Calder\'on problem for Yang-Mills connections

TL;DR

This paper addresses the inverse problem of determining Yang-Mills connections on vector bundles from boundary measurements, establishing uniqueness results and analyzing the Dirichlet-to-Neumann map's properties.

Contribution

It proves uniqueness of Yang-Mills connections from boundary data in certain cases and characterizes the DN map as an elliptic pseudodifferential operator.

Findings

Uniqueness of trivial line bundle connections in smooth category

Unique determination of bundle and connection with multiple measurements

DN map is an elliptic pseudodifferential operator of order one

Abstract

We consider the problem of identifying a unitary Yang-Mills connection $\nabla$ on a Hermitian vector bundle from the Dirichlet-to-Neumann (DN) map of the connection Laplacian $\nabla^*\nabla$ over compact Riemannian manifolds with boundary.
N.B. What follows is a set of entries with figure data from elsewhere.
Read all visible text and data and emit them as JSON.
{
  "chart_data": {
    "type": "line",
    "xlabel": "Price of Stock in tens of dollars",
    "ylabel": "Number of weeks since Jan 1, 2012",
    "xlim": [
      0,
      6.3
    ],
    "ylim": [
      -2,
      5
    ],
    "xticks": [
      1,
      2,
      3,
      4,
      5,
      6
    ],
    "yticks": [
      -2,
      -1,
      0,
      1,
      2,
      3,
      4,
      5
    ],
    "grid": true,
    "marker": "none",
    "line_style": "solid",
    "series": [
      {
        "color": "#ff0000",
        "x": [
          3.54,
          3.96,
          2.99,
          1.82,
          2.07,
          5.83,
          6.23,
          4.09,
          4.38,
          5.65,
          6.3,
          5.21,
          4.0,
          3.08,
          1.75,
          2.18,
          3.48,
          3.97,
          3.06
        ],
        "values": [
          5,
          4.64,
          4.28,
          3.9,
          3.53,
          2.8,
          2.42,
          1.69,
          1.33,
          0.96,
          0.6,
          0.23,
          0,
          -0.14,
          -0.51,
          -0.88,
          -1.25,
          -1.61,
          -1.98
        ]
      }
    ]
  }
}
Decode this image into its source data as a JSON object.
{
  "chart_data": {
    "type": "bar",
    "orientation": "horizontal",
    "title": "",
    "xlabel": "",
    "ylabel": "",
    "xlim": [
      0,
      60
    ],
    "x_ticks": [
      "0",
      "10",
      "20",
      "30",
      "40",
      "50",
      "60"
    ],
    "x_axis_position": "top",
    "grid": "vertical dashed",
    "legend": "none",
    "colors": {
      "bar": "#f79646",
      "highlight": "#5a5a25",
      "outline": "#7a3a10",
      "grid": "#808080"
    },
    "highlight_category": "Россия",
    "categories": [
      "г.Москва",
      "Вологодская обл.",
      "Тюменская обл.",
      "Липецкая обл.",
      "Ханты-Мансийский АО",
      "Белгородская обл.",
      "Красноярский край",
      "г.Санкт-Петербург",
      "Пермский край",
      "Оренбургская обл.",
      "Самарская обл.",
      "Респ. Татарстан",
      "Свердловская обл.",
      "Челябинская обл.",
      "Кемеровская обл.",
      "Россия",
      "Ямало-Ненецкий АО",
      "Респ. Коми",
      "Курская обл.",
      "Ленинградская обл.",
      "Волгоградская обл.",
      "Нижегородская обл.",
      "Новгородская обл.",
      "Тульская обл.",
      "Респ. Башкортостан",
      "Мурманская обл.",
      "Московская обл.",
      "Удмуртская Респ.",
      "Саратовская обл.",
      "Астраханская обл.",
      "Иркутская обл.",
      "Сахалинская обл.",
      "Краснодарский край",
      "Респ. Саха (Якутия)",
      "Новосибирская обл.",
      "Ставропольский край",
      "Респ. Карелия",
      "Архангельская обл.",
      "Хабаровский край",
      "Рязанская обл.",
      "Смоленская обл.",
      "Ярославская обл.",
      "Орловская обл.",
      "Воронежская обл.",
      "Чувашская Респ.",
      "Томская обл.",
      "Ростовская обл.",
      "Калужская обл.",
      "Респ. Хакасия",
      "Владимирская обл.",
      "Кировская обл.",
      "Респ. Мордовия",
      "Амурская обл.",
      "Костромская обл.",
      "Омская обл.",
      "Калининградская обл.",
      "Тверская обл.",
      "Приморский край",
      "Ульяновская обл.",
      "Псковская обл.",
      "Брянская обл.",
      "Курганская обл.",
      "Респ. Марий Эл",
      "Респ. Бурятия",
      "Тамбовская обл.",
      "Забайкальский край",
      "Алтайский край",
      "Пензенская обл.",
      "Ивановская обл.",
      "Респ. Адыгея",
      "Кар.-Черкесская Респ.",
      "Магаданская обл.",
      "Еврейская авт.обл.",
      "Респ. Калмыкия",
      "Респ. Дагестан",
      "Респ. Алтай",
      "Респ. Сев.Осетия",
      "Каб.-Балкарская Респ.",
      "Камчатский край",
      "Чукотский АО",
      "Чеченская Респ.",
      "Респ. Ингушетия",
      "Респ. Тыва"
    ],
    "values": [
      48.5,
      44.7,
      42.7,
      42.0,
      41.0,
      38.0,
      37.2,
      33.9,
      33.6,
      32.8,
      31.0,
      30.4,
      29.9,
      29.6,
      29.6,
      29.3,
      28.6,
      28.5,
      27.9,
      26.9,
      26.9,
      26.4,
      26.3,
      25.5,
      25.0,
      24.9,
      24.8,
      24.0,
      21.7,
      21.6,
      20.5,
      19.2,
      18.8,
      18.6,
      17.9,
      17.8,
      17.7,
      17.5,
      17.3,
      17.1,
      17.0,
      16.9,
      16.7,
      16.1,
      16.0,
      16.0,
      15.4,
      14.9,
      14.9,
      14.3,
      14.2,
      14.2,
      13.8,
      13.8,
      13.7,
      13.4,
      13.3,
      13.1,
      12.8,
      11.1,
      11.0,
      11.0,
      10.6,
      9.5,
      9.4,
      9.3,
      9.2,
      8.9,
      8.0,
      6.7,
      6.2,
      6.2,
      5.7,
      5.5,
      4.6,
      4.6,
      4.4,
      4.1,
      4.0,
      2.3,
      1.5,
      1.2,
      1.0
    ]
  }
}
We establish uniqueness of the connection up to a gauge equivalence in the case of trivial line bundles in the smooth category and for the higher rank case in the analytic category, by using geometric analysis methods and essentially only one measurement. Moreover, by using a Runge-type approximation argument along curves to recover holonomy, we are able to uniquely determine both the bundle structure and the connection, but at the cost of having more measurements. Also, we prove that the DN map is an elliptic pseudodifferential operator of order one on the restriction of the vector bundle to the boundary, whose full symbol determines the complete Taylor series of an arbitrary connection, metric and an associated potential at the boundary.